By Justin Jones, Project Planner, WSP in Canada
In recent years, Canada has seen a significant increase in physically separated cycling infrastructure across its communities. While these facilities improve comfort for people on bikes, they have also introduced new challenges, particularly related to the mobility needs of people with disabilities. As practitioners have taken steps to separate people on bikes from motor vehicles there have been instances where the needs of people with disabilities have not been considered, further restricting the mobility and comfort of a population that already experiences some of the most significant barriers to access in our communities.
One of the most prominent examples of this issue was highlighted by the 2020 BC Human Rights Tribunal ruling. The case involved the design of an island platform bus stop on Victoria’s Pandora Avenue, which was found to infringe upon the human rights of people who are blind. This ruling garnered significant attention and prompted municipalities across Canada to reevaluate their designs of similar facilities, only to realize the absence of unified best practices. The variation in designs for island platform bus stops, without a consistent set of guidelines or a thorough understanding of diverse user needs, had become a national issue.
Responding to these concerns, the Canadian National Institute for the Blind (CNIB) organized a well-attended panel on cycling facility design at their "Clearing Our Path" Summit in 2022, which focuses on emerging guidance and challenges in built environment design. The panel, moderated by Matt Pinder from WSP, underscored the necessity to reexamine the design of island platform bus stops. This led to the CNIB securing a grant from the Government of Canada’s Active Transportation Infrastructure Fund in early 2023 to investigate these designs more thoroughly.
In partnership with CNIB, WSP embarked on a nationwide research project, assessing island platform bus stops in five different Canadian cities through the experiences of people with vision loss. The innovative research approach, led by Yousteena Bocktor, Engineer at WSP Canada, combined a review of best practices and literature, in-person walk-throughs of existing stops, and collaboration with municipal stakeholders. The team leveraged WSP’s international expertise by consulting with Jared Thomas, Technical Principal - Behavioural Science, WSP New Zealand, who shared his insights on similar research done by WSP New Zealand. This comprehensive study not only illuminated the specific needs of people who are blind but also offered valuable guidance for municipalities planning to install new island platform bus stops.
WSP's Project Manager Justin Jones piloting a Tandem Bicycle with the CNIB's Project Manager, Lui Greco at WSP's Bike and Hike to Your Roots event, held at Ottawa during the 2023 TAC Conference & Exhibition
A crucial outcome of the study was the explicit recognition of the needs of people who are blind in relation to the design of island platform bus stops. While these stops serve the needs of sighted transit users, transit operators, and people on bikes by enhancing safety and convenience, the specific requirements of people with vision loss were previously not well understood. The study delved into the previously identified challenges faced by individuals who are blind, especially their difficulties in detecting people on bikes and navigating the right of way at crossings.
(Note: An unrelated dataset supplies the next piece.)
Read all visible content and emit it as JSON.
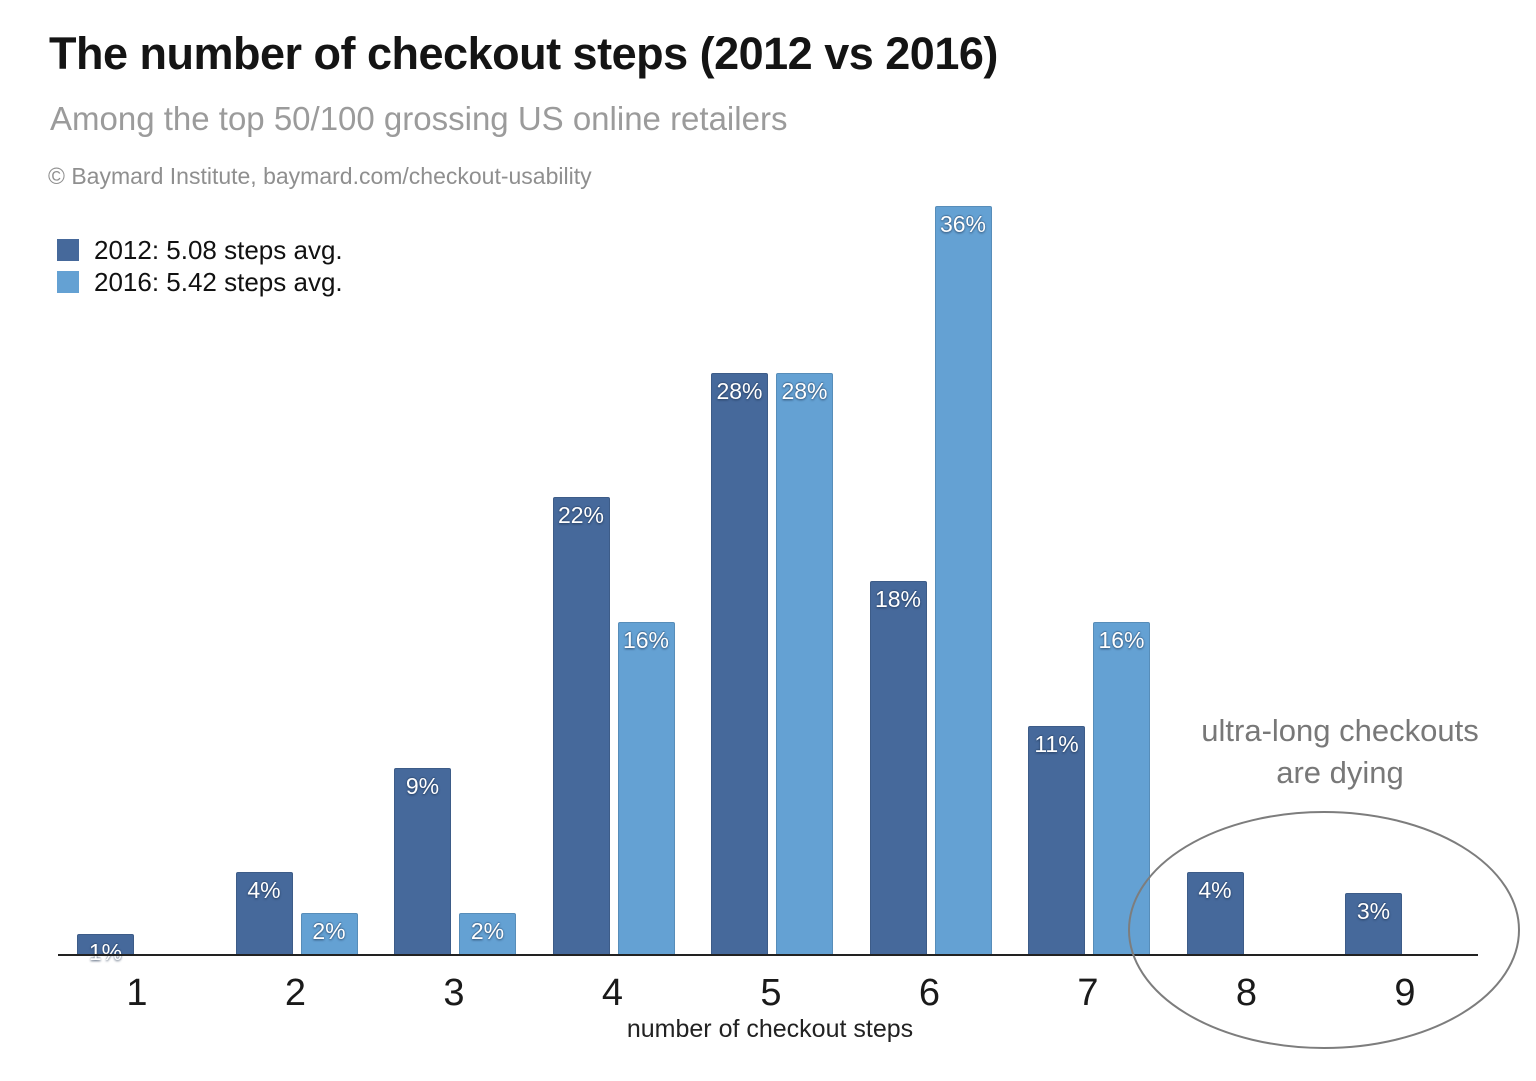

The near-silent movement of bicycles in urban settings creates significant challenges for people who rely on auditory cues for navigation. For a person who is blind, it can be nearly impossible to detect a person on a bike as they approach, much less to ensure that they will yield the right of way at the crossing of the bike lane, further adding to the sense of risk introduced by this design.
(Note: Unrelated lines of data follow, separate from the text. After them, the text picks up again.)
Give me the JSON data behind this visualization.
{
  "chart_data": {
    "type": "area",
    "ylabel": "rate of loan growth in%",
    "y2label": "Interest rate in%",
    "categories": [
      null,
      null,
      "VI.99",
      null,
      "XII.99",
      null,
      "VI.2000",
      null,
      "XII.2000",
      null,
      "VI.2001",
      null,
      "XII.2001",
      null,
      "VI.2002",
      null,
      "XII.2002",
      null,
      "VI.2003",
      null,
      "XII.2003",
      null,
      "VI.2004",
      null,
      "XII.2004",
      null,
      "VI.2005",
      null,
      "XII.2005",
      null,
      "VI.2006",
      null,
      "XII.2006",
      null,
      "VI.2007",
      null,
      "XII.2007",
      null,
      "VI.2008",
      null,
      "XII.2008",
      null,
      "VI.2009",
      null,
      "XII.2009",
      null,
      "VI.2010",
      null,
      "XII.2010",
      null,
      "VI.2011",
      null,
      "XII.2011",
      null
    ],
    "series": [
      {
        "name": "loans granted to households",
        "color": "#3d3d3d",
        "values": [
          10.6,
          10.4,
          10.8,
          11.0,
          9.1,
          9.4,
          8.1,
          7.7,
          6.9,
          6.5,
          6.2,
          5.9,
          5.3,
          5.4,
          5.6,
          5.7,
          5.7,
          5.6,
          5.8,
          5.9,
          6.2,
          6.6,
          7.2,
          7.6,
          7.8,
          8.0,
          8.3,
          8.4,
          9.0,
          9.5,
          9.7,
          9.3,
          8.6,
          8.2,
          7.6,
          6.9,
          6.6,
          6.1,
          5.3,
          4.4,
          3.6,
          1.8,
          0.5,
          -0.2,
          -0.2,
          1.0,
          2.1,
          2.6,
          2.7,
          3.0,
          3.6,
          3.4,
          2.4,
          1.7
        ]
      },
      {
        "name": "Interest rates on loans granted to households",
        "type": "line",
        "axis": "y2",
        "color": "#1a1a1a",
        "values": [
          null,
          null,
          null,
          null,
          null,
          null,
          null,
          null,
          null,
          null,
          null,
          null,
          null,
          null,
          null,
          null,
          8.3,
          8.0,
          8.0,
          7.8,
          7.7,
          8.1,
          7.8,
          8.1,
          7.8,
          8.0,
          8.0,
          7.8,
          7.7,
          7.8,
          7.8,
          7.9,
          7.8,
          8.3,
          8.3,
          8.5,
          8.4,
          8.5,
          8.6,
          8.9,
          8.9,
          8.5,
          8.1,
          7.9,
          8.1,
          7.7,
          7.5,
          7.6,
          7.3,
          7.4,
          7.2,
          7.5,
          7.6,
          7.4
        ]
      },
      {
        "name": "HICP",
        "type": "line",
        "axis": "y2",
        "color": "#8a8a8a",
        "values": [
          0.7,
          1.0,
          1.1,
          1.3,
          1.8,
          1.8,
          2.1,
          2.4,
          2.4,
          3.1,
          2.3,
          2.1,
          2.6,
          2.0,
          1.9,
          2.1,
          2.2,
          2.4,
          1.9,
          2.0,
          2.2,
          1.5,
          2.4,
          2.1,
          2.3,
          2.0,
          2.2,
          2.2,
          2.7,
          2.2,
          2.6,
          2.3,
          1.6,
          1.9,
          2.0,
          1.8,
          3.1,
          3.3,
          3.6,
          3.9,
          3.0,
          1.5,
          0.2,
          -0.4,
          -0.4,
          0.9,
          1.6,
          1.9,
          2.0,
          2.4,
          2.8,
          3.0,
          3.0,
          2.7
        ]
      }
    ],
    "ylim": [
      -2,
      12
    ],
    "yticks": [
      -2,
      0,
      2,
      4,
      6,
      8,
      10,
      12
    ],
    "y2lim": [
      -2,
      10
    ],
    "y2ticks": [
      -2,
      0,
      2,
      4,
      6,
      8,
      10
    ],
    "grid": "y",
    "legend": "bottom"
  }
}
What was missing from previous reviews of island platform transit stops, however, was a comprehensive review of issues that extend beyond the interaction with people on bikes. People with vision loss faced hurdles in finding and navigating to the bus stops, exacerbated by the inconsistency in design. The study highlighted the need for uniformity in the placement of stops, design elements like the stop pole, crossings, and shelters, and even in the naming of these facilities across Canada. It emphasized incorporating design elements that aid in locating and accessing the island platform, such as shelters for echolocation, detectable separation between sidewalks and cycle tracks, directional TWSIs (tactile walking surface indicator), and clearly defined crossing points. The project also recommended reducing clutter on platforms to facilitate easier navigation.
The challenges presented by interactions with people on bikes are not easy to solve through design but can be mitigated with some thoughtful interventions. These include ensuring that shelter side panels do not obstruct visibility, narrowing cycle tracks, introducing sharp tapers, and providing raised crossings to emphasize the importance of yielding to pedestrians. While complete compliance might be challenging to achieve, these measures can foster safer interactions between cyclists and people with vision loss.
The collaboration between WSP and the CNIB drew on WSP’s national expertise and international experience to substantially improve the understanding of the needs of people who are blind regarding island platform bus stop designs in Canada. By focusing on consistency, detectability, and safe interaction with cyclists, the study provides a framework for municipalities to develop more inclusive and accessible public transportation facilities. This project demonstrates WSP’s commitment to innovation as we partner with our clients to solve the challenges of today while planning for tomorrow, creating guidelines and solutions that truly create Great Places For Life.